A mãe, que tem a guarda da adolescente, diz que o pai teria sido informado do caso por uma organização antiaborto chamada Rede Nacional em Defesa da Vida e da Família, ligada a religiosos, que tentou convencê-las a desistirem do procedimento. A ação movida pelo pai previa multa de R$500 mil e outras sanções civis e criminais em caso de descumprimento, e estendia-se à mãe da menina, proibindo-a de realizar o procedimento em outro hospital. Além disso, a ação citava o Estatuto da Criança e do Adolescente (ECA) ao pedir a “colocação do nascituro para adoção”. O juiz Fabio Nilo Bagatto estabeleceu o dobro da multa, totalizando um milhão de reais, e previu penalizações para o responsável pelo “crime de desobediência”.

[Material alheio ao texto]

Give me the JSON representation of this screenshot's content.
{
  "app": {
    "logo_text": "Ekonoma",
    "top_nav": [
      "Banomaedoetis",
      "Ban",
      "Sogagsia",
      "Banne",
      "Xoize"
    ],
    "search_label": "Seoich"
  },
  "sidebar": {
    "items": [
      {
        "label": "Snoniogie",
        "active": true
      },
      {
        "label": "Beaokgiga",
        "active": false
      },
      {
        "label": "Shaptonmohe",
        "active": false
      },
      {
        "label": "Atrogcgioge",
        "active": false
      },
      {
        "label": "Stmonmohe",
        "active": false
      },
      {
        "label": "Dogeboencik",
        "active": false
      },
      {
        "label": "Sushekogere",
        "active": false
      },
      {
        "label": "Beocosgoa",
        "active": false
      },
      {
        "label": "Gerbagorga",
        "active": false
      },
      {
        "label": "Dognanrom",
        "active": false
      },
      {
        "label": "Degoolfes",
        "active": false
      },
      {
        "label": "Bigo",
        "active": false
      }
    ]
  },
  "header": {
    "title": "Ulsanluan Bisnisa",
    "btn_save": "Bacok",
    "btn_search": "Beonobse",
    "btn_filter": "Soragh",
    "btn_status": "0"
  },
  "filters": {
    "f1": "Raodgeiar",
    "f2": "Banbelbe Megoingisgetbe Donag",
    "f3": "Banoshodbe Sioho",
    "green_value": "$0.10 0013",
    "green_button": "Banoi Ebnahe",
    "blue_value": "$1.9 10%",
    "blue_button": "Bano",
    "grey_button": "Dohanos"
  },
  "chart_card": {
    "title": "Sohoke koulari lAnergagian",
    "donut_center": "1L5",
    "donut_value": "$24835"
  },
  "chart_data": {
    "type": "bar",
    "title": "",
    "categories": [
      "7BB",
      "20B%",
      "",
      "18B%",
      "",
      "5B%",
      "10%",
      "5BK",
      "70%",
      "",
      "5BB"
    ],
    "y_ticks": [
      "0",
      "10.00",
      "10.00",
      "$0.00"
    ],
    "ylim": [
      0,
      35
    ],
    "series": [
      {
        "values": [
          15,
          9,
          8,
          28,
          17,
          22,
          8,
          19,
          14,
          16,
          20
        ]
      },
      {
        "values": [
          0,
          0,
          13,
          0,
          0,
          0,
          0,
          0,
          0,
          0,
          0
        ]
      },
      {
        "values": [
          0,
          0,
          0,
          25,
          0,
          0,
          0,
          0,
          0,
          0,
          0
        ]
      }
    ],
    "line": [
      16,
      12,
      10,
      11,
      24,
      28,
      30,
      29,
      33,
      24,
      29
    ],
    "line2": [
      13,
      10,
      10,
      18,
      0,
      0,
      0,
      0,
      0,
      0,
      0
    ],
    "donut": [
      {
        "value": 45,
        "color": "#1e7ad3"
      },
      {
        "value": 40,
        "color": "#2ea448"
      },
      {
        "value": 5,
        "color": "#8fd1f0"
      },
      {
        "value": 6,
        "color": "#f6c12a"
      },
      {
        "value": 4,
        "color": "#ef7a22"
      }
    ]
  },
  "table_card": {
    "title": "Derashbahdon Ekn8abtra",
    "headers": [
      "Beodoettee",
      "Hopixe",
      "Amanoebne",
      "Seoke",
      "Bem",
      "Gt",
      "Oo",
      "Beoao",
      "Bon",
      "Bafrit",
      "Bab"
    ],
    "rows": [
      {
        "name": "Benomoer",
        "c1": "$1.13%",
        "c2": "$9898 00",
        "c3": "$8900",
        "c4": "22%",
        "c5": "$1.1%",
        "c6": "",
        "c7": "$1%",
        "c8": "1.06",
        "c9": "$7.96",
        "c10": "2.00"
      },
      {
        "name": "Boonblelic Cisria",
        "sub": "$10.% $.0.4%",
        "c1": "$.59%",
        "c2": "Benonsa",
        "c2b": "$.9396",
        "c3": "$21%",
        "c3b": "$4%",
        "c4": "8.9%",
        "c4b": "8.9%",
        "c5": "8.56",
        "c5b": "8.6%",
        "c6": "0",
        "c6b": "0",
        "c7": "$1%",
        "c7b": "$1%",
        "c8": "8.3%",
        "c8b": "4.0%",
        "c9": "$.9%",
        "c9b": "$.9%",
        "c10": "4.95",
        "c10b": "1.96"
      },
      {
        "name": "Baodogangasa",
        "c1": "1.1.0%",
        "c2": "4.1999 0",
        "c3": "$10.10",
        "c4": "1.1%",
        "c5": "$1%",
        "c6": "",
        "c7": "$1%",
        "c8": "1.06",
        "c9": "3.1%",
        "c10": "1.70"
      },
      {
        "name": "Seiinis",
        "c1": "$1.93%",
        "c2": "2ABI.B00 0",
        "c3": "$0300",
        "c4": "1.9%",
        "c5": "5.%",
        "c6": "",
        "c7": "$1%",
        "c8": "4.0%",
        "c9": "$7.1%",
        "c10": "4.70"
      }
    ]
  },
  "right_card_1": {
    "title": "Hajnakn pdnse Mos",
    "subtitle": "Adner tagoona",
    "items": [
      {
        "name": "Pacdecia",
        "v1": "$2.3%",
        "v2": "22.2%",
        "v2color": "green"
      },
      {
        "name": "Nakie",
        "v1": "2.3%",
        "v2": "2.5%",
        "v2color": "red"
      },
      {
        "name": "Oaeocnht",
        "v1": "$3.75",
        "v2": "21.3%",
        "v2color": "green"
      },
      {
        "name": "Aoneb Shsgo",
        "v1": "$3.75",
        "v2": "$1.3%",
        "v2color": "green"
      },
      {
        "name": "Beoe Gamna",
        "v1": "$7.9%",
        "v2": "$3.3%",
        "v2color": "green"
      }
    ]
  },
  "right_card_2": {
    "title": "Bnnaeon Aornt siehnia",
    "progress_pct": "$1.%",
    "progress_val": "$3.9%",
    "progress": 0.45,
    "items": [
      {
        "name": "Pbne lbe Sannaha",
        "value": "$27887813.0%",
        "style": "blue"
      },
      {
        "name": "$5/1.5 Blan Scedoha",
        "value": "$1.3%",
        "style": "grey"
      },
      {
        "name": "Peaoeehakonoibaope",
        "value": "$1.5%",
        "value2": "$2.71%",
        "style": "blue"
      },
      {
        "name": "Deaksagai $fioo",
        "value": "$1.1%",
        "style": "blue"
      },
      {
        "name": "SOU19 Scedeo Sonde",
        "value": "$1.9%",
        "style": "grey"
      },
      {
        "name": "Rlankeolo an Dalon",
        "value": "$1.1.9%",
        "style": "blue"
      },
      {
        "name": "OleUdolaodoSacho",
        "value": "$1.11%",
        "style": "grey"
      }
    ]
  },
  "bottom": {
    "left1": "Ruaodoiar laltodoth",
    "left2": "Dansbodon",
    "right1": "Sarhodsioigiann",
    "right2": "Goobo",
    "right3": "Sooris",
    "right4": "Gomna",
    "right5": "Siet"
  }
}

Fontes consultadas pela Agência Pública e Portal Catarinas indicam que a judicialização de casos como esse, respaldada em conflitos entre os pais, tem sido utilizada como estratégia para impedir a realização de abortos legais e para obstruir a garantia do direito de vítimas menores de idade, mesmo quando estas manifestam expressamente o desejo de interromper a gestação.
A decisão do ministro do STJ reconhece, entretanto, que neste caso “deve prevalecer a autorização dada pela mãe da ofendida, a meu ver, supre a exigência legal contida no inciso II do artigo 128 do Código Penal, especialmente diante de um genitor comprovadamente ausente”.
Em 11 de dezembro, mãe e filha se viram obrigadas a deixar o hospital e foram encaminhadas a um abrigo para vítimas de violência. Na época, o Ministério Público de Santa Catarina já havia se manifestado sobre o caso, em um despacho no dia 6 de dezembro, deixando claro que não é necessário “um parecer ou decisão judicial para adoção do procedimento”.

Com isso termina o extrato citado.